National Museum of History, Castle of Chapultepec

The Museum has twelve halls that present the country's historical trajectory, from the Conquest to the dawn of the twentieth century, among which stand out: Two isolated continents, The Church in time of the Bourbons, the footprints of Miguel Hidalgo, The Young Nation (1821-1867), Towards Modernity, Revolutions, The Constitutional Era, Malaquitas Hall and Viceroys Hall. It also has twenty-two halls in the area known as Alcázar, where the halls of Maximilian of Habsburg (1832-1857) and Carlota of Belgium (1840-1927), as well as President Porfirio Diaz (1830-1915) are recreated. It also houses the carriages of Benito Juárez (1866-1872) and Maximiliano, and a hall that recalls the assault on the Chapultepec Castle by the American troops of 1847, among other historical events. It has one of the largest collections, it exceeds 90000 objects including paintings, drawings, engravings, prints, coins, historical flags, historical documents, weapons, clothing and accessories, as well as furniture and household goods.

Date: Tuesday, November 7th, 2017

Duration: 10:00 am - 4.00 pm

20 available places

Cost: US$20.00 per person, including transport from the conference hotel, museum entrance and tour guide in English. Note that food/lunch is not included.

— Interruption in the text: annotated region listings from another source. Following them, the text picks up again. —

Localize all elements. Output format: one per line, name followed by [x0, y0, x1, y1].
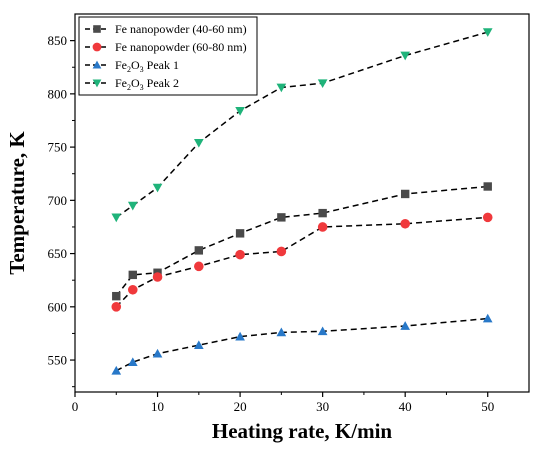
axes-layer: 0 10 20 30 40 50 550 600 650 700 750 800 850 — [48, 33, 495, 414]
data-point — [193, 340, 204, 350]
data-point — [317, 79, 328, 89]
y-axis-title: Temperature, K — [5, 131, 29, 275]
data-point — [127, 201, 138, 211]
legend-box — [78, 16, 258, 96]
y-tick-label: 750 — [48, 140, 68, 155]
data-point — [194, 246, 204, 255]
series-line — [115, 317, 488, 372]
data-point — [235, 331, 245, 341]
data-point — [235, 249, 245, 260]
legend-marker — [92, 42, 102, 52]
x-axis-title: Heating rate, K/min — [212, 419, 393, 443]
data-point — [317, 222, 328, 232]
x-tick-label: 20 — [234, 399, 247, 414]
legend-label: Fe2O3 Peak 2 — [115, 76, 179, 92]
data-point — [128, 270, 137, 280]
legend-item: Fe nanopowder (40-60 nm) — [85, 22, 247, 36]
series-2 — [111, 212, 493, 312]
series-line — [115, 216, 488, 308]
data-point — [235, 229, 245, 238]
legend-item: Fe nanopowder (60-80 nm) — [85, 40, 247, 54]
data-point — [276, 246, 287, 257]
y-tick-label: 800 — [48, 86, 68, 101]
legend-marker — [92, 60, 102, 69]
x-tick-label: 30 — [316, 399, 329, 414]
data-point — [111, 213, 122, 223]
legend-marker — [93, 25, 101, 33]
plot-border — [74, 13, 530, 393]
data-point — [235, 107, 245, 116]
legend-item: Fe2O3 Peak 1 — [85, 58, 179, 74]
legend-item: Fe2O3 Peak 2 — [85, 76, 179, 92]
data-point — [318, 208, 327, 218]
data-point — [111, 365, 122, 375]
y-tick-label: 550 — [48, 353, 68, 368]
data-point — [112, 291, 121, 301]
y-tick-label: 700 — [48, 193, 68, 208]
x-tick-label: 40 — [399, 399, 412, 414]
data-point — [317, 326, 328, 336]
legend-label: Fe2O3 Peak 1 — [115, 58, 179, 74]
data-point — [482, 28, 493, 37]
legend: Fe nanopowder (40-60 nm) Fe nanopowder (6… — [78, 16, 258, 96]
data-point — [194, 261, 204, 272]
data-point — [152, 348, 163, 358]
series-1 — [112, 182, 492, 301]
series-4 — [111, 28, 493, 223]
data-point — [111, 302, 122, 312]
series-line — [115, 185, 488, 297]
plot-frame — [74, 13, 530, 393]
legend-label: Fe nanopowder (40-60 nm) — [115, 22, 247, 36]
data-point — [127, 357, 138, 367]
series-layer — [111, 28, 493, 375]
data-point — [483, 182, 492, 191]
data-point — [152, 272, 163, 282]
series-3 — [111, 313, 493, 375]
x-tick-label: 50 — [481, 399, 494, 414]
data-point — [276, 327, 287, 337]
data-point — [400, 51, 411, 61]
data-point — [482, 212, 493, 223]
x-tick-label: 10 — [151, 399, 164, 414]
data-point — [400, 218, 410, 229]
data-point — [277, 213, 286, 222]
data-point — [400, 189, 410, 199]
y-tick-label: 850 — [48, 33, 68, 48]
y-tick-label: 600 — [48, 299, 68, 314]
data-point — [276, 83, 287, 93]
data-point — [127, 284, 138, 295]
data-point — [482, 313, 493, 323]
data-point — [400, 321, 411, 330]
legend-marker — [92, 79, 102, 88]
y-tick-label: 650 — [48, 246, 68, 261]
data-point — [152, 183, 163, 193]
x-tick-label: 0 — [72, 399, 79, 414]
data-point — [193, 138, 204, 148]
legend-label: Fe nanopowder (60-80 nm) — [115, 40, 247, 54]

http://www.castillodechapultepec.inah.gob.mx/

 

Templo Mayor, Downtown

This museum - designed by the architect Pedro Ramírez Vázquez (1919-2013) - was created to exhibit more than seven thousand objects found during the excavations (between 1978 and 2982) in what was the Sacred Precinct of the Mexica culture. The museographic project is based on the distribution itself of the Templo Mayor, where Tlaloc, god of the rain, and Huitzilopochtli, sole deity of the war, were worshiped. Nestled in the "heart" of Mexico City, the site offers visitors the opportunity to experience Mexican vestiges through its eight halls: Archaeological Background, Ritual and Sacrifice, Tribute and Trade, Huitzilopochtli, Tlaloc, Flora and Fauna, Agriculture and Historical Archeology.

Date: Wednesday, November 8th, 2017

Duration: 10:00 am - 4.00 pm

20 available places

Cost: US$20.00 per person, including transport from the conference hotel, museum entrance and tour guide in English. Note that food/lunch is not included.

http://www.templomayor.inah.gob.mx/

 

Xochicalco

Xochicalco is an archeological site of the period known as Epiclásico (700-900 AD) characterized by the emergence of cities in central Mexico after the decline of Teotihuacan city and the void of power left by it. This period is characterized by a series of events that give way to the foundation of Tula, after a series of migrations of groups inhabiting central Mexico; this coincides with the abandonment of the sites of the north of Mesoamerica and the collapse of the Mayan cities of the low lands of the center and the south. It has been suggested that these events led in Xochicalco to the arrival of various groups from different parts of the Mesoamerican region. The reliefs of the feathered serpents in the temple of the same name suggest Teotihuacan and Mayan influences. On the other hand, its position on the top of a mountain, like other population centers of that time, suggests a period of war between cities with small territories, in the absence of a hegemonic city, however this interpretation has been refuted recently in favor of the symbolic and territorial elements: hill, water, settlement. One of the most interesting spaces of this site is an astronomical observatory in a cave that is accessed through a stairway carved in the rock. In this, for a period of 150 days a year, from April 30, the sun is seen to enter by a vertical duct of small dimensions perforated in the rock. Chronology: 200 a. C. at 1000 d. C Main chronological location: Epiclassic, 650 to 900 d. C.

Date: Saturday, November 11th, 2017

Duration: 9:00 am - 6 pm

40 available places

Cost: US$50.00 per person, including box lunch, transport from the conference hotel, museum entrance and tour guide in English.